“It would have been less harmful to her soul than constant communication with you, impenitent as you are!”

“You have no right to say that to me. How can you see into my heart?”

“I judge you by your actions. I find you here, talking and laughing, and enjoying yourself. And I hear that you have already created a most unfavorable impression in the neighborhood by your rudeness to people who have wished to be civil to you.”

“Was it not your own wish that I should shut myself up?”

“Yes, but in an humble, not in a defiant, manner. And then you drive about as if nothing had happened, and excite remarks by your appearance alone, which is not the appearance of a disconsolate widow.”

“By whose wish was it that I bought a carriage?”

“By mine, I suppose,” replied the other frigidly, “but I meant a brougham, so that you could go about quietly, not an open and fashionable one, for you to show yourself off!”

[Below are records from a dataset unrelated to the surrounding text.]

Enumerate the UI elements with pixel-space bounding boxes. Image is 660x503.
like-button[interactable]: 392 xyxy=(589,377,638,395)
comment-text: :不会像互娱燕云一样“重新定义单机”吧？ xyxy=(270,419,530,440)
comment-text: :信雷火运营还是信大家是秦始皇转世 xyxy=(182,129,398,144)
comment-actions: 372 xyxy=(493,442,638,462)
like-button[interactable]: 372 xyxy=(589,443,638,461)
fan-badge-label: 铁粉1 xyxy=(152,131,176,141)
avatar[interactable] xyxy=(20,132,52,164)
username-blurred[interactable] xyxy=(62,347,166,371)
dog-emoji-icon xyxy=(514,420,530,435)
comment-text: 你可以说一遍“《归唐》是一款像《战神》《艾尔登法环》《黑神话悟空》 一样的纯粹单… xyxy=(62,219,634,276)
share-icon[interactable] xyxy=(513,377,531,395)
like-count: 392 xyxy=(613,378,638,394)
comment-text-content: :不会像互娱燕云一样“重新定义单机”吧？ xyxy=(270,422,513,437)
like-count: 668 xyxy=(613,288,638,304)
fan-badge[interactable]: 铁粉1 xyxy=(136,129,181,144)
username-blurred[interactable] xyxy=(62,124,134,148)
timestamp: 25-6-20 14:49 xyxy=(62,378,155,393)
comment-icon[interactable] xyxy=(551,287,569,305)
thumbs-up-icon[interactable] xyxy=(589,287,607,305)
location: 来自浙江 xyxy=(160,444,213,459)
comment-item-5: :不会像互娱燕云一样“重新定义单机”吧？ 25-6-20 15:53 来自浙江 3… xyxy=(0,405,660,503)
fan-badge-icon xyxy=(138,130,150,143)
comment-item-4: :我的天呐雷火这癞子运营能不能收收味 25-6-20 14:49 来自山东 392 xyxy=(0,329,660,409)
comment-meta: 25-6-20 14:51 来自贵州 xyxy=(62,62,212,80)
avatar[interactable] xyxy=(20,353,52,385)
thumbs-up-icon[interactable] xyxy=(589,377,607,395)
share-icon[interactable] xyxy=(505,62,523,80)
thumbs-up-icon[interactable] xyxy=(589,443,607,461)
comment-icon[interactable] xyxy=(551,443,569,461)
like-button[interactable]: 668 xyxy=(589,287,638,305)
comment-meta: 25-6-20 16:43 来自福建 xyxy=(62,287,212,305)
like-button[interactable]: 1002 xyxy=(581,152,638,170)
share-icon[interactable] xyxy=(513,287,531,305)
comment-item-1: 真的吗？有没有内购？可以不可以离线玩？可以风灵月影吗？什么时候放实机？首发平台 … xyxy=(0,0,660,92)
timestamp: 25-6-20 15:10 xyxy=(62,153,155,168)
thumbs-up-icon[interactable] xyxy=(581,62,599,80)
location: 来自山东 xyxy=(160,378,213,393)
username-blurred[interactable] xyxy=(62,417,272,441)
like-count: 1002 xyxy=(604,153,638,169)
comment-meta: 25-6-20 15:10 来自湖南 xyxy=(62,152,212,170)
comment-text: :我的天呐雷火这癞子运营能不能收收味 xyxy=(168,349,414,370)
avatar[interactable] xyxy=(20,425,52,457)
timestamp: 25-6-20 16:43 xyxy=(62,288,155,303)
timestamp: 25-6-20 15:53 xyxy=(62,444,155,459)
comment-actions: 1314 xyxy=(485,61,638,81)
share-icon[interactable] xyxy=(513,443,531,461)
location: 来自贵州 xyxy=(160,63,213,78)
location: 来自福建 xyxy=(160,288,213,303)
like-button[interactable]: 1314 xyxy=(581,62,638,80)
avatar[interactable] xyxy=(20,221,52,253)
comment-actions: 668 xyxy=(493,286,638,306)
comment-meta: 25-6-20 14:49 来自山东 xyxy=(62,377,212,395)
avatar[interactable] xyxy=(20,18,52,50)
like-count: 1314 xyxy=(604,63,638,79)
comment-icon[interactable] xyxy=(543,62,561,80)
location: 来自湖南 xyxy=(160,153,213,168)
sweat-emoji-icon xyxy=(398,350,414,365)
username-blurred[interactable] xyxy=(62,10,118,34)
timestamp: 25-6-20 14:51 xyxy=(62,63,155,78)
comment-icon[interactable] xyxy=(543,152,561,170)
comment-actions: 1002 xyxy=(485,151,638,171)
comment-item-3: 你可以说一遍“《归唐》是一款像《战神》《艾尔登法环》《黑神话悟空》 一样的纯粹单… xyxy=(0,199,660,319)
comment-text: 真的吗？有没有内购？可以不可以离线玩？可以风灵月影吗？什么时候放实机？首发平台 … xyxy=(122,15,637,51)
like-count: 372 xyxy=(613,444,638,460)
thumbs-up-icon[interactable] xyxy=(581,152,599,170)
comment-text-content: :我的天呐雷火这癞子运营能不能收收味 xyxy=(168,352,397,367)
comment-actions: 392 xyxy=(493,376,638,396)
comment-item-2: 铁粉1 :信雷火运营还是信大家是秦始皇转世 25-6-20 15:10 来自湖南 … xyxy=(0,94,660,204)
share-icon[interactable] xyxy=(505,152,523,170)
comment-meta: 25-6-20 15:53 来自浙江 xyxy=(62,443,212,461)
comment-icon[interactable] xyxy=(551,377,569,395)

“Well, I refuse to drive about in a stuffy, shut-up carriage. I am quite ready to walk, if you wish me to put the carriage down. And I can quite well do with less money than what you allow me. But I maintain the right to spend my allowance, whatever it may be, exactly as I please. Because one has committed one fault——”

“Fault!” almost shrieked the visitor. “One grave and deadly sin.”

“Because I have done wrong, great wrong,” replied Mrs. Dale. And even to this antagonistic woman her voice shook on the words, “You have no right to think that I am never to lead an independent life. You have no right to the control of my actions. All that you can demand is that I should live decently and quietly. As long as I do so I ought to be, I will be, as free as ever.”